4,18 イエスは、ガリラヤ湖のほとりを歩いておられたとき、二人の兄弟、ペトロと呼ばれるシモンとその兄弟アンデレが、湖で網を打っているのを御覧になった。彼らは漁師だった。
4,19 イエスは、「わたしについて来なさい。人間をとる漁師にしよう」と言われた。
4,20 二人はすぐに網を捨てて従った。
4,21 そこから進んで、別の二人の兄弟、ゼベダイの子ヤコブとその兄弟ヨハネが、父親のゼベダイと一緒に、舟の中で網の手入れをしているのを御覧になると、彼らをお呼びになった。
4,22 この二人もすぐに、舟と父親とを残してイエスに従った。
4,23 イエスはガリラヤ中を回って、諸会堂で教え、御国の福音を宣べ伝え、また、民衆のありとあらゆる病気や患いをいやされた。

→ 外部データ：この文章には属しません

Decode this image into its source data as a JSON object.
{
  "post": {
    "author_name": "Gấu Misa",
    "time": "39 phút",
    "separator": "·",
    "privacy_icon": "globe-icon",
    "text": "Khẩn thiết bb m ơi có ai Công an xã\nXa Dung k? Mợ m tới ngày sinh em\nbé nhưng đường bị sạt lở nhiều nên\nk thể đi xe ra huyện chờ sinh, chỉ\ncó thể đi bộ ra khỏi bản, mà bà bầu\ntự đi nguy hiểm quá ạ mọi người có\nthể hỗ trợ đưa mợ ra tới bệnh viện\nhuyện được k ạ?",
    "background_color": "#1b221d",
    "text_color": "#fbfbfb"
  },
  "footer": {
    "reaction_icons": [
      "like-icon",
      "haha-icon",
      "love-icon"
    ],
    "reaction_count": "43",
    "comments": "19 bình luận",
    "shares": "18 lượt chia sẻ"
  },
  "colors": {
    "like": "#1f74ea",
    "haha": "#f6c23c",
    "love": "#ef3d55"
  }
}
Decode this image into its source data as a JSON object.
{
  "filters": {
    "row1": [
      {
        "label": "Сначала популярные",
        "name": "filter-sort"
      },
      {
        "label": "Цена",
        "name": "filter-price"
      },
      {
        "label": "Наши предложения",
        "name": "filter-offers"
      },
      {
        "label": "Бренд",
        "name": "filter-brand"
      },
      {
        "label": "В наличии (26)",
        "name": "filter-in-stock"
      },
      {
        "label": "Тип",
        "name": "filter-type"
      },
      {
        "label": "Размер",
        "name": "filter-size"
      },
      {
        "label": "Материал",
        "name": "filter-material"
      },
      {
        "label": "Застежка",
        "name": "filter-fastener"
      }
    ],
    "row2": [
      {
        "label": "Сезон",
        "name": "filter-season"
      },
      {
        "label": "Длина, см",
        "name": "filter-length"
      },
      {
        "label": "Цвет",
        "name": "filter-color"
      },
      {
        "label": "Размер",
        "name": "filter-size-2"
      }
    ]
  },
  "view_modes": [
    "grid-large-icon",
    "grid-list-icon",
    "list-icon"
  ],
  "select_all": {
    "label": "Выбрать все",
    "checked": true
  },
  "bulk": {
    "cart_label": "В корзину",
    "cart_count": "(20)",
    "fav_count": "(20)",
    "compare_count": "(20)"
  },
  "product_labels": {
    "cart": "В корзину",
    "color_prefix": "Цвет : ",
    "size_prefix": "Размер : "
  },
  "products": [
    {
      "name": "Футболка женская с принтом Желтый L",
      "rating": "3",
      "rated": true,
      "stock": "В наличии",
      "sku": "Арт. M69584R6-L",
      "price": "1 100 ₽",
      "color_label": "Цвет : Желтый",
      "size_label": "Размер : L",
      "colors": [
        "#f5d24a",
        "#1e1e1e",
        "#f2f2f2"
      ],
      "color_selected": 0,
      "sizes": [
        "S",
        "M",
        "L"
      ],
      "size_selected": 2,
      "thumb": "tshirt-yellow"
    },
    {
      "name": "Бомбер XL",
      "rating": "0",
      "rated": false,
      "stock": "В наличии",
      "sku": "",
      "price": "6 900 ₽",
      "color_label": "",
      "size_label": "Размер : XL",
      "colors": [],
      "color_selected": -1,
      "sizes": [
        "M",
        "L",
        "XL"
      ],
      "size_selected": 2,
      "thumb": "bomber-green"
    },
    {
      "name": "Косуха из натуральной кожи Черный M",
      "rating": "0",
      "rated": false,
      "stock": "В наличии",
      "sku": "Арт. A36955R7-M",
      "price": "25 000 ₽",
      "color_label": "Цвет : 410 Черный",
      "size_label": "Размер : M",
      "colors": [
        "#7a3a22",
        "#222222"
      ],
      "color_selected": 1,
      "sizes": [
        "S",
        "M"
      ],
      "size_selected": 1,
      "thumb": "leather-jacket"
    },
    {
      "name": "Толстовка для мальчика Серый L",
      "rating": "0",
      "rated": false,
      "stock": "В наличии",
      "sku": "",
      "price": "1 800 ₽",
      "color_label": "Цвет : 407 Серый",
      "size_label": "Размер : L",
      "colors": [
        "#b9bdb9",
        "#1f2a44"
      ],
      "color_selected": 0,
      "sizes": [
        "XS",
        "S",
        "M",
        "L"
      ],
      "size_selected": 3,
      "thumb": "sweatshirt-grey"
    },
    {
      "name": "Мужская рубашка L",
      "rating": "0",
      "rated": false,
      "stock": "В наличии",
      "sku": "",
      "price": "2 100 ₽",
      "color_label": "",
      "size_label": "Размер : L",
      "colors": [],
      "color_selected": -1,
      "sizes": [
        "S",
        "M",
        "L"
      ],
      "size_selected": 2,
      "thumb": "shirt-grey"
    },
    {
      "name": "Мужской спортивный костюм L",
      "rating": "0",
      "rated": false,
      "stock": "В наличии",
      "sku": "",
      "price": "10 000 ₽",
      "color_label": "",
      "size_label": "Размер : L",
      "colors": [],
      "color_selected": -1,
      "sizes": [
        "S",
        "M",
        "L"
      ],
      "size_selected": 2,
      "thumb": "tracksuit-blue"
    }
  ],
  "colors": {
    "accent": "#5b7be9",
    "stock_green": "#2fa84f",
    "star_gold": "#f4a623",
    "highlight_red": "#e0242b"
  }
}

 イエスはガリラヤの虐げられた人々がその重荷から解放され、生き生きとした人生になるよう働きはじめ、仲間を集った。イエスの呼び掛けは、余裕のある人にではなく日常生活で手一杯の人に向けられる。乞食ラザロへの関心は大金持ちにではなく無一物のイエスが持ったように。 
今週の一句
仏の座 七草粥を 頂きぬ

―もとゐ―


 2017年1月29日(日)
 年間第4主日

 マタイによる福音書5章1節-12a節

5,1 〔そのとき、〕イエスはこの群衆を見て、山に登られた。腰を下ろされると、弟子たちが近くに寄って来た。
5,2 そこで、イエスは口を開き、教えられた。
5,3 「心の貧しい人々は、幸いである、/天の国はその人たちのものである。
5,4 悲しむ人々は、幸いである、/その人たちは慰められる。
5,5 柔和な人々は、幸いである、/その人たちは地を受け継ぐ。
5,6 義に飢え渇く人々は、幸いである、/その人たちは満たされる。
5,7 憐れみ深い人々は、幸いである、/その人たちは憐れみを受ける。
5,8 心の清い人々は、幸いである、/その人たちは神を見る。
5,9 平和を実現する人々は、幸いである、/その人たちは神の子と呼ばれる。
5,10 義のために迫害される人々は、幸いである、/天の国はその人たちのものである。
5,11 わたしのためにののしられ、迫害され、身に覚えのないことであらゆる悪口を浴びせられるとき、あなたがたは幸いである。
5,12a 喜びなさい。大いに喜びなさい。天には大きな報いがある。」

 旧約聖書では、神に従う人を幸いと祝福する。(例、詩編1)神は貧しい人たちを顧みるよう人に呼びかける。イエスの周りには、飢え、病み、裸で、路上に暮らさざるを得ない人々が無数いた。ユダヤ教のファリサイ派や律法学者は神に忠実、即ち、神のことば、掟を熱心に守っていると豪語しながら、貧しい人々を顧みず、差別し、抑圧し、交わりから排除していた。イエスの目にはそんな彼らに神の祝福を祈れない、貧しさに置き去りにされている人々にこそ祈らなければならないと思われたのだ。そして、幸いになるよう貧しい人々と関わられた。